Project Summary / Abstract
We request NIH support to investigate how sensory hearing loss (SHL) is caused by chronic suppurative otitis
media (CSOM) or severe chronic middle ear infections. CSOM, a neglected tropical disease that afflicts 330
million people worldwide, is the most common cause of permanent hearing loss among children in the
developing world. It is characterized by a chronically discharging infected middle ear, and there is currently no
effective medical therapy or cure. The bacterium, Pseudomonas aeruginosa (PA), is the leading culprit. PA
colonizes the middle ear via a hole in the tympanic membrane and establishes itself into a biofilm community,
complicating attempts to treat and fully eradicate infection. Over the course of the disease, the infection waxes
and wanes as the population of bacteria within the biofilm responds, in part, to immune attack or topical
antibiotics. This waxing and waning of bacterial infection leads to permanent sensory hearing loss via an
unknown mechanism. Our lab has recently created and validated a novel PA CSOM animal model that mimics
the human condition. Specifically, we create the infection by inoculating PA in the right state (phenotype) and
dose, which results in an infection that persists beyond six months, waxes and wanes upon topical
fluoroquinolone therapy, and leads to hair cell death, over time, like in the human disease. Previous
investigations by others relied on acute infection models based on non-PA bacteria. In contrast, our unique
model of PA CSOM now allows us to observe development of the infection in the inner ear and identify agents
and/or processes that may be causing the resulting sensory hearing loss. Our studies would help determine
whether permanent hearing loss is preventable in CSOM and, if so, guide strategies for therapeutic intervention.

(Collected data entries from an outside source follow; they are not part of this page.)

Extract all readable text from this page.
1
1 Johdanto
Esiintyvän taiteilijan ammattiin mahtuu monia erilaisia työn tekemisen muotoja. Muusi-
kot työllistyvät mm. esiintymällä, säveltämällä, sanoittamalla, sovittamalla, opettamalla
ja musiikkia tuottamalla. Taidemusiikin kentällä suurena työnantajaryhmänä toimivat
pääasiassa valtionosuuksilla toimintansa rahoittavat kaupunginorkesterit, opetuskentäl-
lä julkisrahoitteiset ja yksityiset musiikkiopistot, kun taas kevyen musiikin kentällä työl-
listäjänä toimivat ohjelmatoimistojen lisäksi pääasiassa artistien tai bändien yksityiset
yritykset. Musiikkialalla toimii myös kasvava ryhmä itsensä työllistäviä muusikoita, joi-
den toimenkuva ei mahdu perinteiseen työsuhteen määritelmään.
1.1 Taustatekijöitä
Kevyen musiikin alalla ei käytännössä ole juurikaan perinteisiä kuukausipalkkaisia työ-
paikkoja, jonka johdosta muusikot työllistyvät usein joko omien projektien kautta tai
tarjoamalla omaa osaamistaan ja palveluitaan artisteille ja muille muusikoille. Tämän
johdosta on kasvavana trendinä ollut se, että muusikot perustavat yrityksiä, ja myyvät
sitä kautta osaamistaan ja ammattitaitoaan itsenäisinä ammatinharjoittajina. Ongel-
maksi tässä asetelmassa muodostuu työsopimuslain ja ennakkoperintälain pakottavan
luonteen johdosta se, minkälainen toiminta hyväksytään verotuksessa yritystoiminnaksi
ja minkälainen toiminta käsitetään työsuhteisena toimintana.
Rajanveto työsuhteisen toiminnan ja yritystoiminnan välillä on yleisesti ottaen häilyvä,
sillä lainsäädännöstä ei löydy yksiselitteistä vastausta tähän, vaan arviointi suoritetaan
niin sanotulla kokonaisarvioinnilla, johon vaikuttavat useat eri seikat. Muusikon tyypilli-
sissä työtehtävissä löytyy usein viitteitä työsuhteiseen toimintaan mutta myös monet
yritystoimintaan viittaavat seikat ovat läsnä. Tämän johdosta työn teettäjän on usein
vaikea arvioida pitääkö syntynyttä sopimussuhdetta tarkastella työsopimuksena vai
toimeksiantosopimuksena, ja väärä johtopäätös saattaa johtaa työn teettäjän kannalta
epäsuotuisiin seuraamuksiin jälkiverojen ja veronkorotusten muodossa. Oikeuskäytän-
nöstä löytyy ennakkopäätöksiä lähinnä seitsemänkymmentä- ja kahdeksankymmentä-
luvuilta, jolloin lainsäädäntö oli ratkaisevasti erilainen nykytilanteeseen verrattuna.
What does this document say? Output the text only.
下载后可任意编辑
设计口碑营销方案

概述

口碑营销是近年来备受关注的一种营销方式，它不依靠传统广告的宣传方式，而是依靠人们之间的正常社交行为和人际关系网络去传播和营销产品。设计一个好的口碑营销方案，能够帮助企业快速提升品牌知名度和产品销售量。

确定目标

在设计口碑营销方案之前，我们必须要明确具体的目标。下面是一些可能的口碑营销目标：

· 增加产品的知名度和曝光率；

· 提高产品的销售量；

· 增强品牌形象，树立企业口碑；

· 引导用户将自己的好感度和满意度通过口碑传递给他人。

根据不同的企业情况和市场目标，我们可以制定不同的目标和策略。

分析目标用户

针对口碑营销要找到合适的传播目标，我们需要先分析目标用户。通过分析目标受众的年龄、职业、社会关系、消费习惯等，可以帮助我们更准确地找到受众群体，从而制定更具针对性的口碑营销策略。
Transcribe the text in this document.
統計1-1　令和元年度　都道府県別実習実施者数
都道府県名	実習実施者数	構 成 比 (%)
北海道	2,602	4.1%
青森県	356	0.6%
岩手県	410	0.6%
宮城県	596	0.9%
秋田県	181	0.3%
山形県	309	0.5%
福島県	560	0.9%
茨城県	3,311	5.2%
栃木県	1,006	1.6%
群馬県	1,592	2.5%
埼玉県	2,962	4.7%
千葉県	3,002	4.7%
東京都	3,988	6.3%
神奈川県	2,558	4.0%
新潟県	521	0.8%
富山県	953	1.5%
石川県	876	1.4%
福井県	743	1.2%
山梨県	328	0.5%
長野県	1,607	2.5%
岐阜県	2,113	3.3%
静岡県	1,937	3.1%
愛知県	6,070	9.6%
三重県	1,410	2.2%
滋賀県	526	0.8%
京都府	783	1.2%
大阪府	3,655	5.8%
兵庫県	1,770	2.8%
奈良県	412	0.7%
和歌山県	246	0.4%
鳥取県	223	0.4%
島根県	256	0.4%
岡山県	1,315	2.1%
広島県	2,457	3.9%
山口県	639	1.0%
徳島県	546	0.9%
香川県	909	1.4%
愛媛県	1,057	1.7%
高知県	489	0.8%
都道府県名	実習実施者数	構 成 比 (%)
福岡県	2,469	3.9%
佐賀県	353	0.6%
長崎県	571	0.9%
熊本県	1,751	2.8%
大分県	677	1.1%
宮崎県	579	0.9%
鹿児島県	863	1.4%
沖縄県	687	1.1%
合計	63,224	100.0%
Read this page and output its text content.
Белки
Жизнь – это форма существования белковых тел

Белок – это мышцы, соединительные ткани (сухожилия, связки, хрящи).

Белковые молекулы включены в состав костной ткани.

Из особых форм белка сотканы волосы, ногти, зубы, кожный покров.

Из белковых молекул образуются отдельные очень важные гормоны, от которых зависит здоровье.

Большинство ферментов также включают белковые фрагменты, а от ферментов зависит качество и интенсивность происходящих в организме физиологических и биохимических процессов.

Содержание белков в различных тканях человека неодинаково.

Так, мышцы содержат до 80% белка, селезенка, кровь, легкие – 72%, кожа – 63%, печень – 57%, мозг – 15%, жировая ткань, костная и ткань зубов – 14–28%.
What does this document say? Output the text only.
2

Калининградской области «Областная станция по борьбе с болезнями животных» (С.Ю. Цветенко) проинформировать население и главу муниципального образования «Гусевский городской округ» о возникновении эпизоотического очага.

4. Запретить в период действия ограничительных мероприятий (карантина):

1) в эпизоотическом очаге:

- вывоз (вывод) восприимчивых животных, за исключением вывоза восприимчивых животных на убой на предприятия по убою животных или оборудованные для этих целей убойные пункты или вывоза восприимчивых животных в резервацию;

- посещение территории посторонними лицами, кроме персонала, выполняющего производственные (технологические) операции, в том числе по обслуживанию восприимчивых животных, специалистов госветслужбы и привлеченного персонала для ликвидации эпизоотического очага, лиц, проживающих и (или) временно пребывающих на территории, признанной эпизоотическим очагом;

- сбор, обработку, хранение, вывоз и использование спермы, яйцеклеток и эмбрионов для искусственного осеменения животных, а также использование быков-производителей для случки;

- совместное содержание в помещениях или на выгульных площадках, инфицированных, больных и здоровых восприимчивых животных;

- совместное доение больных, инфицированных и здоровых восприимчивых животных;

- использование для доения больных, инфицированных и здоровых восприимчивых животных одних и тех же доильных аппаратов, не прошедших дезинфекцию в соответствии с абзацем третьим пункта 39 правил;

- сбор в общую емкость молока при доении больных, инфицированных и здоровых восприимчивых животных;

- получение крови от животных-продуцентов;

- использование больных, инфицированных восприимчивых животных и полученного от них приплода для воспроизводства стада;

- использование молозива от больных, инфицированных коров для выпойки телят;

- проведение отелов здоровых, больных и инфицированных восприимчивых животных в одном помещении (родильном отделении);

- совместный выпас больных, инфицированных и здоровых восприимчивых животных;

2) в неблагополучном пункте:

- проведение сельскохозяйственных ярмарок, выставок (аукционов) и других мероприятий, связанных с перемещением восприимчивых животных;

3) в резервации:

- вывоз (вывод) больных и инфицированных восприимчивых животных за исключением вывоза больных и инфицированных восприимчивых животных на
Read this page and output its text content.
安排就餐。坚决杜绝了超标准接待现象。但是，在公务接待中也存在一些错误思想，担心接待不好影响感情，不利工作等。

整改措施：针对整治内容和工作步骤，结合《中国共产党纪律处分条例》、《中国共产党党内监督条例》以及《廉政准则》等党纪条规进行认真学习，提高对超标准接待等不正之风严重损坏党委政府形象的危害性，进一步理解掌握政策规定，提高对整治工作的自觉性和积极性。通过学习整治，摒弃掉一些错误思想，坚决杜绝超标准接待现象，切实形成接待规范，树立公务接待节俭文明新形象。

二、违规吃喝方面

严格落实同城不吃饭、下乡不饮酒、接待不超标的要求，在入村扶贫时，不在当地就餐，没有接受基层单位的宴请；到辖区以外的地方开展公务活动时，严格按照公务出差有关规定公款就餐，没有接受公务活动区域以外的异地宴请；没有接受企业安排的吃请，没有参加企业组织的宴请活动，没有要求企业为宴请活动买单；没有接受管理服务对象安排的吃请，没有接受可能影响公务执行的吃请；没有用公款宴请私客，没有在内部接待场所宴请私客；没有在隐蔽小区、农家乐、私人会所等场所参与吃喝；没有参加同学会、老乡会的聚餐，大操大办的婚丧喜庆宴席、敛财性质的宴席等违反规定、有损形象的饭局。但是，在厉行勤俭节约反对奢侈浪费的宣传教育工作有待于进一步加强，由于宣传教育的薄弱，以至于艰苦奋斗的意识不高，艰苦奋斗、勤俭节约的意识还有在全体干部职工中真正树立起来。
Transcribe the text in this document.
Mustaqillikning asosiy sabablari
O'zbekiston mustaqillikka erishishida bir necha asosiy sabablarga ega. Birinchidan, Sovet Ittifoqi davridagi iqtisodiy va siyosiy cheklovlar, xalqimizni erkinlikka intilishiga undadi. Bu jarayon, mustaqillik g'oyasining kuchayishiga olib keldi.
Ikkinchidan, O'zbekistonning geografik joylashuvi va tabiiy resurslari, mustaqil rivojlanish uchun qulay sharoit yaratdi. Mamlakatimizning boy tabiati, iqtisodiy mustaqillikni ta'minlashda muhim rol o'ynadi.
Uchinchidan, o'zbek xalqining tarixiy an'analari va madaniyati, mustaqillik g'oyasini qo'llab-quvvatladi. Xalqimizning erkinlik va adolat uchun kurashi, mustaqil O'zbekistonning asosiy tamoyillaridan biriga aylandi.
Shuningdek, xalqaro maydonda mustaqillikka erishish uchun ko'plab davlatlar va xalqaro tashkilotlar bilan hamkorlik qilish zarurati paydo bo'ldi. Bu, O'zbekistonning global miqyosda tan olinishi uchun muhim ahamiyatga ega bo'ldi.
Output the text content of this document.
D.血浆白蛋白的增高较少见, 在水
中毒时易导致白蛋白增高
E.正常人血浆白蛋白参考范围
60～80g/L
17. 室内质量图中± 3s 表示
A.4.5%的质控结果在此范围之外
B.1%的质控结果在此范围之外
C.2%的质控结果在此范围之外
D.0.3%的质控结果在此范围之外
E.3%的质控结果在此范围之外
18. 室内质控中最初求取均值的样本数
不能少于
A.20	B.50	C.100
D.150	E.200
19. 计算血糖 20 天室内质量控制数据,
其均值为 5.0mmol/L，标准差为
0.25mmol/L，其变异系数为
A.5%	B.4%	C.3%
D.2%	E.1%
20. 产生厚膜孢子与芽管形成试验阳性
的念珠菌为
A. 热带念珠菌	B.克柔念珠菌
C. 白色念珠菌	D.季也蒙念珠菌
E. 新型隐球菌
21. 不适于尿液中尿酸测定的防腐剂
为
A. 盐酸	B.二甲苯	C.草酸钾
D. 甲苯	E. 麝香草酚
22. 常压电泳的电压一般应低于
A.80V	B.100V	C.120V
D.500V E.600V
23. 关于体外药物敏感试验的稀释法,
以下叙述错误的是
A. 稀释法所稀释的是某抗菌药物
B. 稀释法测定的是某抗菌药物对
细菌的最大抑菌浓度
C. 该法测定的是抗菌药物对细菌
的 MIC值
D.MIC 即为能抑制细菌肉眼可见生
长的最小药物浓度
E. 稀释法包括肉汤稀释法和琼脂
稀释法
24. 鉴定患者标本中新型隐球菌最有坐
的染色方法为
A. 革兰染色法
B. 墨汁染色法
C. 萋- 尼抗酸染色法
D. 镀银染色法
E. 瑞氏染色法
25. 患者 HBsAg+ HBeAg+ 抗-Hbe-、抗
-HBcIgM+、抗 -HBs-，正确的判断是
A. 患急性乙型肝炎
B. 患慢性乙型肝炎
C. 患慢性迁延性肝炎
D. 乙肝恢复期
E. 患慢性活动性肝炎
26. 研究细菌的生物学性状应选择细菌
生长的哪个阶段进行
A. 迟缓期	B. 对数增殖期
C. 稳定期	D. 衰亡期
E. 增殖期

Our Aims encompass: (1) determining the timing and nature of structural changes occurring within the cochlea
and assessing the macrophage distribution as these changes occur, (2) investigating potential direct hair cell
(HC) toxins and macrophage inducers through CSOM perilymph sampling, and (3) evaluating the contributions
of resident and migrating macrophages towards hair cell loss in CSOM by combining our CSOM mouse model
with the CD68-GFP transgenic reporter mouse and, separately, with a triple knockout mouse strain with
macrophages unable to produce reactive oxygen species (ROS) while also evaluating whether NLRP3
inflammasome function is necessary for HC loss in the cochlea.
Altogether these aims are a completely new approach to sensory hearing loss caused by CSOM. If successful,
these studies will support future investigations into the mechanisms in the pathophysiology of CSOM and lead
to novel treatments for PA and potential strategies to prevent sensory hearing loss in CSOM.